Even in recent works of German social historians, Aschheim contends, "these emigre cultural historians remain virtually invisible, their work and importance given short shrift. The regrettable nondialogue continues" (80). Although this is largely true, one might point to the very different reception these historians experienced in the broader German intellectual public. While George Mosse was largely ignored, Fritz Stern has been widely read and profoundly honored. It may be an interesting task for a follow-up essay to explore the differences (which Aschheim acknowledges) among the four emigre scholars even deeper. One may also add other figures, such as Georg Iggers, who has probably worked more systematically on modern German historiography than any historian in Germany has done in the last decades. Finally, it is interesting to note that these emigre historians, who did not consider themselves as authorities on Jewish history are often conceived as such by German readers. While they did not really influence the broader image of German history within Germany, they had a deeper impact on the image of German Jewish history. The reason for this may be found in the fact that they came from highly assimilated backgrounds and (with the exception of Laqueur) propagated a view popular in postwar Germany: that German Jews felt "at home in Germany" (Peter Gay), that they were "Jews beyond Judaism" (Mosse), that they had to pay "the burden of success" (Stern), but had hardly developed a Jewish culture of their own. In this respect these emigre historians reflect their own background which was, however, hardly representative for the whole of German Jewry.

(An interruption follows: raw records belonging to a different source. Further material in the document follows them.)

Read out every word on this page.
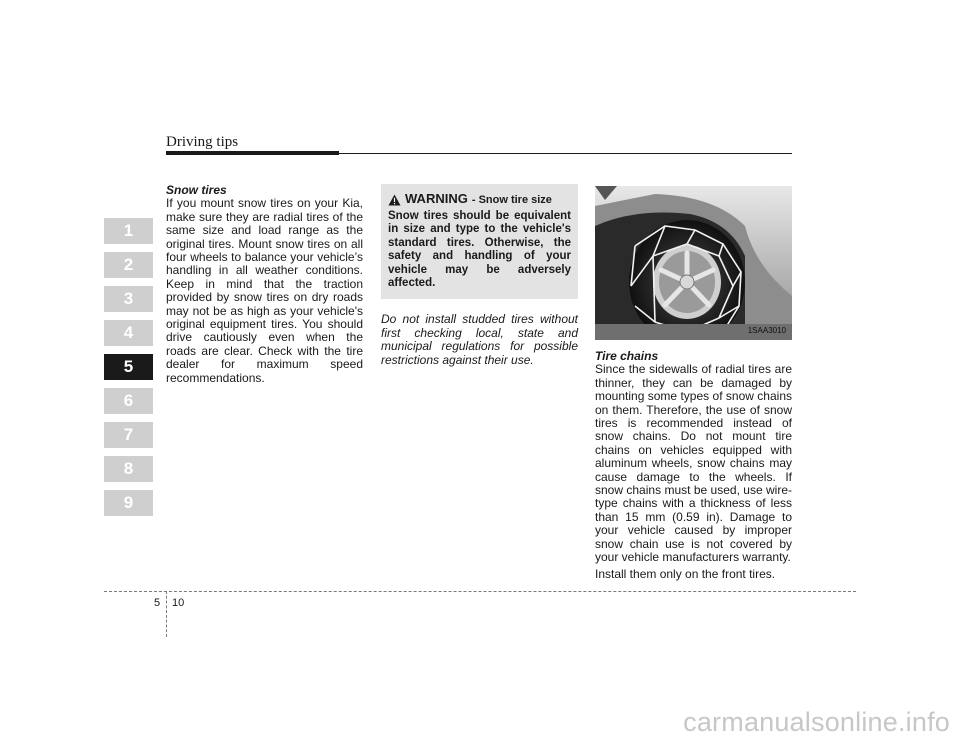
Driving tips
1
2
3
4
5
6
7
8
9

Snow tires

If you mount snow tires on your Kia, make sure they are radial tires of the same size and load range as the original tires. Mount snow tires on all four wheels to balance your vehicle’s handling in all weather conditions. Keep in mind that the traction provided by snow tires on dry roads may not be as high as your vehicle's original equipment tires. You should drive cautiously even when the roads are clear. Check with the tire dealer for maximum speed recommendations.

WARNING - Snow tire size
Snow tires should be equivalent in size and type to the vehicle's standard tires. Otherwise, the safety and handling of your vehicle may be adversely affected.

Do not install studded tires without first checking local, state and municipal regulations for possible restrictions against their use.

1SAA3010

Tire chains

Since the sidewalls of radial tires are thinner, they can be damaged by mounting some types of snow chains on them. Therefore, the use of snow tires is recommended instead of snow chains. Do not mount tire chains on vehicles equipped with aluminum wheels, snow chains may cause damage to the wheels. If snow chains must be used, use wire-type chains with a thickness of less than 15 mm (0.59 in). Damage to your vehicle caused by improper snow chain use is not covered by your vehicle manufacturers warranty.

Install them only on the front tires.

5 10
carmanualsonline.info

The last essay provides an answer to the self-posed question: "Why do we love (hate) Theodor Adorno, Hannah Arendt, Walter Benjamin, Franz Rosenzweig, Gershom Scholem, and Leo Strauss?" Here Aschheim continues the work on figures, about whom he has contributed already numerous important essays. The answer to his question may be less original than the ideas of his middle essay but certainly not less elegantly and profoundly formulated. In contrast to thinkers like Buber and Cassirer who do not enjoy the same iconic status today, they were more textual and less bourgeois-liberal. Ironically, then, the German-Jewish legacy today is not tied any more to the liberal enlightened views with which they were once identified but rather with a spirit that was deeply connected with the forces leading to its demise.